How to handle “Cold Start” problems with embeddings
The cold start problem occurs when you have new items (e.g. new products, new documents) or new users with little or no interaction history. For a vector database, the challenge is obtaining a meaningful embedding for these entities so they can be found via semantic search or recommendation. Content-based embeddings and metadata-based fallbacks let you index and recommend from day one.
Summary
- New items: embed from content with the same model; use content vectors + metadata until behavior exists.
- New users: default or average vector, or embed first query/profile until history exists.
- Mitigate with content similarity, popular/trending fallbacks; later fine-tuning or two-tower as data warms up.
- For RAG, new documents are cold in that they have no query feedback; still embed and index from content so they’re retrievable.
- Two-tower models can produce content-based vectors for new items; vectors improve as interactions accumulate.
Cold start for new items and users
For new documents or items, you can still compute an embedding from their content (title, description, text) using the same embedding model you use for the rest of the index. That gives you a vector from day one; the “cold” part is that you have no click or purchase signals yet to refine it. Rely on content-based vectors and metadata filters until behavioral data accumulates.
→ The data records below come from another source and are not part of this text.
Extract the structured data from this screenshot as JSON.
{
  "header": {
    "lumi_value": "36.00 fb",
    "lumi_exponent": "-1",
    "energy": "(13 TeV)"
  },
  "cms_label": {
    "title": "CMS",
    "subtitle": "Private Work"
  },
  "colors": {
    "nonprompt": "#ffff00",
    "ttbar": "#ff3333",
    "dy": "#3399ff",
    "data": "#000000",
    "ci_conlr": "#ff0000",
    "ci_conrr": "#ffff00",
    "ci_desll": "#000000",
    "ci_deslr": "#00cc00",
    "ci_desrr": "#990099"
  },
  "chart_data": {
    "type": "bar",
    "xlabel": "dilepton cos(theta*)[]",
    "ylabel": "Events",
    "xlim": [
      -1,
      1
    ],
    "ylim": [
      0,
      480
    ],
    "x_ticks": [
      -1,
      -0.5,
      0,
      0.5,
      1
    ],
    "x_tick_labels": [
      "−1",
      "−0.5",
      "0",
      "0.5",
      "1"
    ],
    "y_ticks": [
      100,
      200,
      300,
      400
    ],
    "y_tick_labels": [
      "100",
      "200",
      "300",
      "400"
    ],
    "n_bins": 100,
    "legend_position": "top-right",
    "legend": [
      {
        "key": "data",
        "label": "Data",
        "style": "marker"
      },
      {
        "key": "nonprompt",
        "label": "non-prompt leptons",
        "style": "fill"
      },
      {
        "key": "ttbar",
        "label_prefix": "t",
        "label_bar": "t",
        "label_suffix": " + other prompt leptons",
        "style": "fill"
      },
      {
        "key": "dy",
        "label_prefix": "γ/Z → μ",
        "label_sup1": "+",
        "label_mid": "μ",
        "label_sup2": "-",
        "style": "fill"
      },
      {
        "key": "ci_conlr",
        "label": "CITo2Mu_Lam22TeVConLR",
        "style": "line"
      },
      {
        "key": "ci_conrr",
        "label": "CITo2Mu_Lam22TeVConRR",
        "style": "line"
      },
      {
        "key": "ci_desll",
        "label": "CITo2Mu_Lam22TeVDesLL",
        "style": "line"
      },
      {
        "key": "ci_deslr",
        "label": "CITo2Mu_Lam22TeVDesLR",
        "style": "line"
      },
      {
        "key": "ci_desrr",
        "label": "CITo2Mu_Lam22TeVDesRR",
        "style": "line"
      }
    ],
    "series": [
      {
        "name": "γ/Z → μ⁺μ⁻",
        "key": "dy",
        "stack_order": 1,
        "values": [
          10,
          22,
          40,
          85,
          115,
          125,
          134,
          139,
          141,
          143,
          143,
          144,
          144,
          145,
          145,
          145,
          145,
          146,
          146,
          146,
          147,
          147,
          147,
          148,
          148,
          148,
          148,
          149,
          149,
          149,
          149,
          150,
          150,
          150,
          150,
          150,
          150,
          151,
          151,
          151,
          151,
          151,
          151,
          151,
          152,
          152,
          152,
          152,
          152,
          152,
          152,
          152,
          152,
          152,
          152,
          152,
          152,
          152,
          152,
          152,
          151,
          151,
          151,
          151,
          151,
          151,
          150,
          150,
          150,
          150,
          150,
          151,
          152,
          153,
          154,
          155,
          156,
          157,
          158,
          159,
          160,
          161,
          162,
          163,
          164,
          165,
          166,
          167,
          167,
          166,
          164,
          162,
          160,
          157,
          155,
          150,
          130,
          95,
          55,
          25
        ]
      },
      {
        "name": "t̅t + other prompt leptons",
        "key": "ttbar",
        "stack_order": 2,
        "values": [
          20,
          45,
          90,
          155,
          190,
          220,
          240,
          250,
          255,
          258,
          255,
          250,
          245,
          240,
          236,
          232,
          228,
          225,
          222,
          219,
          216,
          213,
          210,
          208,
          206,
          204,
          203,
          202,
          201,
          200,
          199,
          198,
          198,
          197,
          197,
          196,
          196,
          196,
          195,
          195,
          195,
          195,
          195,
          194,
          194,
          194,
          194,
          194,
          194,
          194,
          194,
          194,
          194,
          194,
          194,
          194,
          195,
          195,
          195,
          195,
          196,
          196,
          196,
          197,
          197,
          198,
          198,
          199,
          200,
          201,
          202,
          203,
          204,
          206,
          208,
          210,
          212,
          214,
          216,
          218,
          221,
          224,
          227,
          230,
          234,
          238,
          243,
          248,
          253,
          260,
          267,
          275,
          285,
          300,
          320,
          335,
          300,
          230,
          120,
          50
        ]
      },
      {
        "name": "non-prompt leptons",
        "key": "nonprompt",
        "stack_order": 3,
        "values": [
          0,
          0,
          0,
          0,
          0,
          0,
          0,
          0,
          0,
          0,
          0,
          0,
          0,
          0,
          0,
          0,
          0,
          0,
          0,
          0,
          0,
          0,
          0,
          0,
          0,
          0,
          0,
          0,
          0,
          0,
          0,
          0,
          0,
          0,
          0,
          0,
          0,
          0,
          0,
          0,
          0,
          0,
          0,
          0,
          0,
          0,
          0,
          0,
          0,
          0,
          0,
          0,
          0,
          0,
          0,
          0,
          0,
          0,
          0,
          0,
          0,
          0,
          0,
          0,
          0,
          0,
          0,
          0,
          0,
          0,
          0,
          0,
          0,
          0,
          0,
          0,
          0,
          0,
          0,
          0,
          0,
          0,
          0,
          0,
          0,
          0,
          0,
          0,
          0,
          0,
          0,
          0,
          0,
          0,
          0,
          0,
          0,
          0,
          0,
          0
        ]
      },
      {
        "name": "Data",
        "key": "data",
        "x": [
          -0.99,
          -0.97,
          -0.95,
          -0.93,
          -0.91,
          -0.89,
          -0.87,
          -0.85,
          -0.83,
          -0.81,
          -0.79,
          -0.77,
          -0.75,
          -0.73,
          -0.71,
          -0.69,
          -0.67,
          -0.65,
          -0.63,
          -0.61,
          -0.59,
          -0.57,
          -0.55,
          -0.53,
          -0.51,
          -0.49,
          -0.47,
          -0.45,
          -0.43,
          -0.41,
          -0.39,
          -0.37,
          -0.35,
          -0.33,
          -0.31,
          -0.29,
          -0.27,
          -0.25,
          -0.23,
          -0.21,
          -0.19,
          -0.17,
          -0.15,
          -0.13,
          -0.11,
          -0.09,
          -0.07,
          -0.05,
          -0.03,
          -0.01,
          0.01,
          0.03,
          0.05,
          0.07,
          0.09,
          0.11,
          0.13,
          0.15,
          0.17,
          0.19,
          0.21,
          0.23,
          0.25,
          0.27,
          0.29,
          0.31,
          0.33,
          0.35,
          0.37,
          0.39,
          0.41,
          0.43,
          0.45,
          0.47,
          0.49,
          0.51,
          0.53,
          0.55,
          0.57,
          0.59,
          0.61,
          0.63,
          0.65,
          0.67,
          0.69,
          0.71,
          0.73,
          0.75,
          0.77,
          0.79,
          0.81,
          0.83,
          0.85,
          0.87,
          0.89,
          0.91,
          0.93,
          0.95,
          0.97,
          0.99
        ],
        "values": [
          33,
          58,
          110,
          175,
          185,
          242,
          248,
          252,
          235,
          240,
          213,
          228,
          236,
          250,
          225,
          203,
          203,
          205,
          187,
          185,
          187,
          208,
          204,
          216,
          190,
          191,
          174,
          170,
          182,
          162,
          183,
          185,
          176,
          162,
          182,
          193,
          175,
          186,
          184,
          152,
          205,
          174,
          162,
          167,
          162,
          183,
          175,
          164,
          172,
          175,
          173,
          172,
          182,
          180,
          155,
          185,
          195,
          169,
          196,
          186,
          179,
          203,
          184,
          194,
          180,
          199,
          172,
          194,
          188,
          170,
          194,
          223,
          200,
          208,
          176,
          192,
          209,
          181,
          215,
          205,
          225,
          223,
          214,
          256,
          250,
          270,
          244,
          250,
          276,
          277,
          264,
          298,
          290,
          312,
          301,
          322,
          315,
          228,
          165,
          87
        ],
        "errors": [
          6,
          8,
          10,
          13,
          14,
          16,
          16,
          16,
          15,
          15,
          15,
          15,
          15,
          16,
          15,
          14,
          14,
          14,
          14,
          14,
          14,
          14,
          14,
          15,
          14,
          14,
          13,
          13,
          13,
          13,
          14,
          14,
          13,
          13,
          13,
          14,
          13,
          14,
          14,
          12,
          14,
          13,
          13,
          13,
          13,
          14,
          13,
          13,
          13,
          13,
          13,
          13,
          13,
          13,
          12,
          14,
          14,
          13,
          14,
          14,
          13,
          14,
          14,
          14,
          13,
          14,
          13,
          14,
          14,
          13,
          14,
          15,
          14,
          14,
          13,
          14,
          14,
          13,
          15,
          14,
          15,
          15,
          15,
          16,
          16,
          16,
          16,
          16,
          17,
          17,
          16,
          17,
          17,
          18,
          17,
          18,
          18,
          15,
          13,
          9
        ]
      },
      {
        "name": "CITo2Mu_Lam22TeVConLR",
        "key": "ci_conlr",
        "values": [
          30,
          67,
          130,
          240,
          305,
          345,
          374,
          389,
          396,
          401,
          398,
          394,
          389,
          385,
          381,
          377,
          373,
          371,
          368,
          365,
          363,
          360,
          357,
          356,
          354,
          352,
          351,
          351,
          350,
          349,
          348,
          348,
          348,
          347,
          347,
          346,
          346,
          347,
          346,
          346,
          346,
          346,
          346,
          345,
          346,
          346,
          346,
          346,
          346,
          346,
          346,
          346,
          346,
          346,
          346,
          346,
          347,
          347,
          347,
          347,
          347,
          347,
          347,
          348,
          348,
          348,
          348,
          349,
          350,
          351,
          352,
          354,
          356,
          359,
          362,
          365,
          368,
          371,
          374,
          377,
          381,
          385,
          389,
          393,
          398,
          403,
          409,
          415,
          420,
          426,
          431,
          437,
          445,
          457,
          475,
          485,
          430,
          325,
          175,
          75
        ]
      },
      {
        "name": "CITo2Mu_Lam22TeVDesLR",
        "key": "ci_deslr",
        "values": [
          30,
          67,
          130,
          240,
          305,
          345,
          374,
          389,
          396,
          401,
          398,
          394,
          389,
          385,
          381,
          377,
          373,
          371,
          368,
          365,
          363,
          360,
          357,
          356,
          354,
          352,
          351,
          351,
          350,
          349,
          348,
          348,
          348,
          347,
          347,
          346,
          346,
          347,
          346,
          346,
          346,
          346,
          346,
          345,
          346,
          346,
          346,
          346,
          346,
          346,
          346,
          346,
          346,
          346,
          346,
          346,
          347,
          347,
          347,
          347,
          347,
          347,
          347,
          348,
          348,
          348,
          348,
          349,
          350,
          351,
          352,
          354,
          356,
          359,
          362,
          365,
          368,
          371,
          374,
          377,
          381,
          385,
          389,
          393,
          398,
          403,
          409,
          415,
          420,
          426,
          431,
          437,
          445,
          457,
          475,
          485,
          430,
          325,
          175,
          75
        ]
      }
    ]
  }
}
For new users, options include using a default or average vector (e.g. centroid of “starter” items or category average), or embedding their first query or profile fields and using that as a proxy until you have enough history to build a user embedding. Pipeline tip: embed new items as soon as they are created so they are findable in semantic search; refine with behavior later if you use two-tower or fine-tuning. When to use which: content-only is sufficient for search and RAG; for recommendation, combine content similarity with popular/trending fallbacks until the user or item warms up.
Warming up
In recommendation systems backed by a VDB, cold start is often mitigated by falling back to content similarity (embed documents by attributes and recommend “similar content”) or popular/trending items until the new user or item has enough interactions. Keeping embeddings in sync when you later add signals (e.g. fine-tuning or two-tower models) can improve results as data warms up.
Practical tips: avoid delaying embedding of new items—embed from content from day one so they’re findable; for RAG, no special logic beyond normal ingestion. Two-tower models help because the item tower can produce content-based vectors for new items, and those vectors can be refined as interactions accumulate. See common use cases for VDBs for recommendation and chatbot patterns.
Frequently Asked Questions
Can I avoid embedding new items until they get traffic?
Better to embed from content from day one so they’re findable in semantic search; refine with behavior later if needed.
What is a “default” or “average” user vector?
Average of item vectors in a category or centroid of “starter” items; use as pseudo-embedding for new users until real history exists.
Does cold start affect RAG?
New documents are cold in that they have no query feedback; still embed and index from content so they’re retrievable. No special logic beyond normal ingestion.
How do two-tower models help?
Item tower can produce content-based vectors for new items; vectors improve as interactions accumulate.